O refúgio do corte e a desconexão.

Pode haver uma forte ingenuidade emocional nestas pessoas que, protegidas por sua desconexão, observam com perplexidade as complicadíssimas emoções dos outros. Diante das situações dolorosas e complexas podem adotar uma atitude de “transparente inocência”, passando através delas como se nada tivesse acontecido. Na realidade se dissociaram e esta habilidade é que lhes protege, com a sensação de que “nada os toca”. Obviamente, ao que menos estão dispostas é tocar aquela angústia e o profundo vazio.

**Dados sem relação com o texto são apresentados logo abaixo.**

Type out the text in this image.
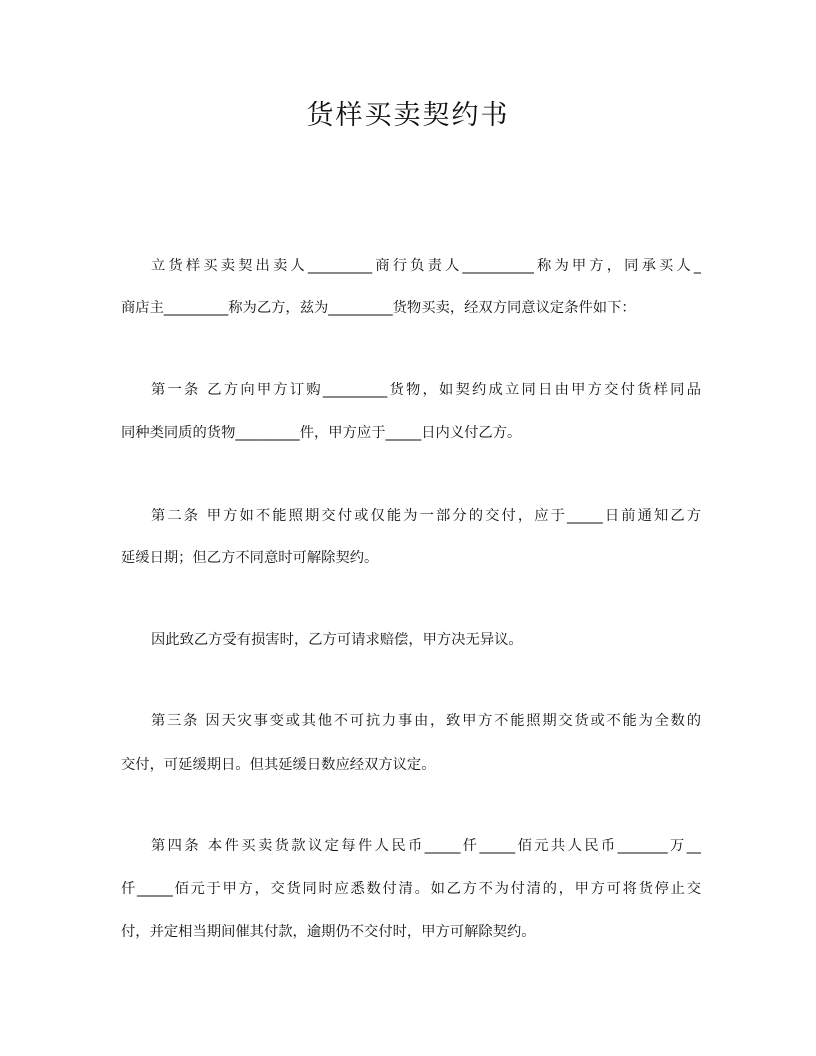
货样买卖契约书
立货样买卖契出卖人_________商行负责人__________称为甲方，同承买人_
商店主_________称为乙方，兹为_________货物买卖，经双方同意议定条件如下：
第一条 乙方向甲方订购_________货物，如契约成立同日由甲方交付货样同品
同种类同质的货物_________件，甲方应于_____日内义付乙方。
第二条 甲方如不能照期交付或仅能为一部分的交付，应于_____日前通知乙方
延缓日期；但乙方不同意时可解除契约。
因此致乙方受有损害时，乙方可请求赔偿，甲方决无异议。
第三条 因天灾事变或其他不可抗力事由，致甲方不能照期交货或不能为全数的
交付，可延缓期日。但其延缓日数应经双方议定。
第四条 本件买卖货款议定每件人民币_____仟_____佰元共人民币_______万__
仟_____佰元于甲方，交货同时应悉数付清。如乙方不为付清的，甲方可将货停止交
付，并定相当期间催其付款，逾期仍不交付时，甲方可解除契约。
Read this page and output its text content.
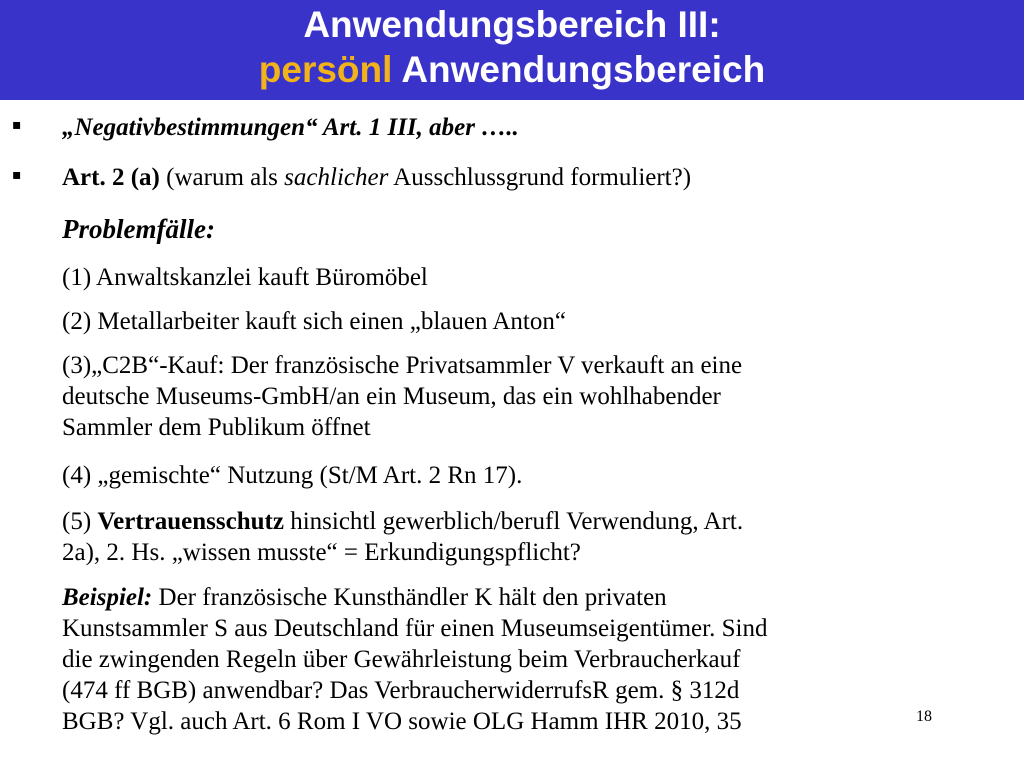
Anwendungsbereich III:
persönl Anwendungsbereich
▪ „Negativbestimmungen“ Art. 1 III, aber …..
▪ Art. 2 (a) (warum als sachlicher Ausschlussgrund formuliert?)
Problemfälle:
(1) Anwaltskanzlei kauft Büromöbel
(2) Metallarbeiter kauft sich einen „blauen Anton“
(3)„C2B“-Kauf: Der französische Privatsammler V verkauft an eine
deutsche Museums-GmbH/an ein Museum, das ein wohlhabender
Sammler dem Publikum öffnet
(4) „gemischte“ Nutzung (St/M Art. 2 Rn 17).
(5) Vertrauensschutz hinsichtl gewerblich/berufl Verwendung, Art.
2a), 2. Hs. „wissen musste“ = Erkundigungspflicht?
Beispiel: Der französische Kunsthändler K hält den privaten
Kunstsammler S aus Deutschland für einen Museumseigentümer. Sind
die zwingenden Regeln über Gewährleistung beim Verbraucherkauf
(474 ff BGB) anwendbar? Das VerbraucherwiderrufsR gem. § 312d
BGB? Vgl. auch Art. 6 Rom I VO sowie OLG Hamm IHR 2010, 35	18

Mas é preciso não confundir essa atitude para dissociar-se, com liberdade e espontaneidade. Nesse sentido, quem sabe a Lua em Aquário seja uma das mais complexas de se viver, porque a enorme dificuldade de elaborar a angústia que inevitavelmente carrega, se somam a afetivação da liberdade e aos múltiplos recursos ideológicos relacionados com a valorização de não pertencer e com a rejeição do que é comum aos demais. O que angustia profundamente em um nível, protege racionalmente em outro. Não duvidaremos que se sentem diferentes e impossibilitados de compartilhar com os outros o que realmente sentem e converteram em um hábito e, como sempre, isto tranqüiliza.

Ainda que sua singularidade e diferenciação seja um fato certo, está mascarando a incapacidade - mais que compreensível - de permanecer nesse vazio uma interação curativa. Enquanto persiste em reações automáticas de sociabilidade, desapego e desenvoltura - “os compromissos são coisas do passado...”, dirá - a pessoa continua encobrindo ideologicamente o pânico do contato e a intensidade.

Enquanto se coloca como “observador objetivo” das emoções alheias, o próprio umbral emocional da Lua em Aquário é realmente baixo. Assim é, quando a emoção se intensifica um pouco, rompe o tênue fusível que o protegia, interrompendo qualquer processo de que esteja participando. O que para uma Lua em Escorpião é apenas uma “brisa”, para Lua em Aquário é um “tornado”.

Diante dessa advertência de perigo, a convicção da pronta interrupção “externa” da corrente afetiva dispara sua angústia e assim, automaticamente, a pessoa se acomoda na distância. Sua conduta se torna impessoal, fria, objetiva; desconectada completamente das emoções: racionaliza com clareza sobre elas, mas seguramente, tomará decisões que não correspondem com suas necessidades. É muito comum, neste sentido, que uma Lua em Aquário sofra arrependimentos tardios, por sua tendência a cortar relacionamentos antes do tempo.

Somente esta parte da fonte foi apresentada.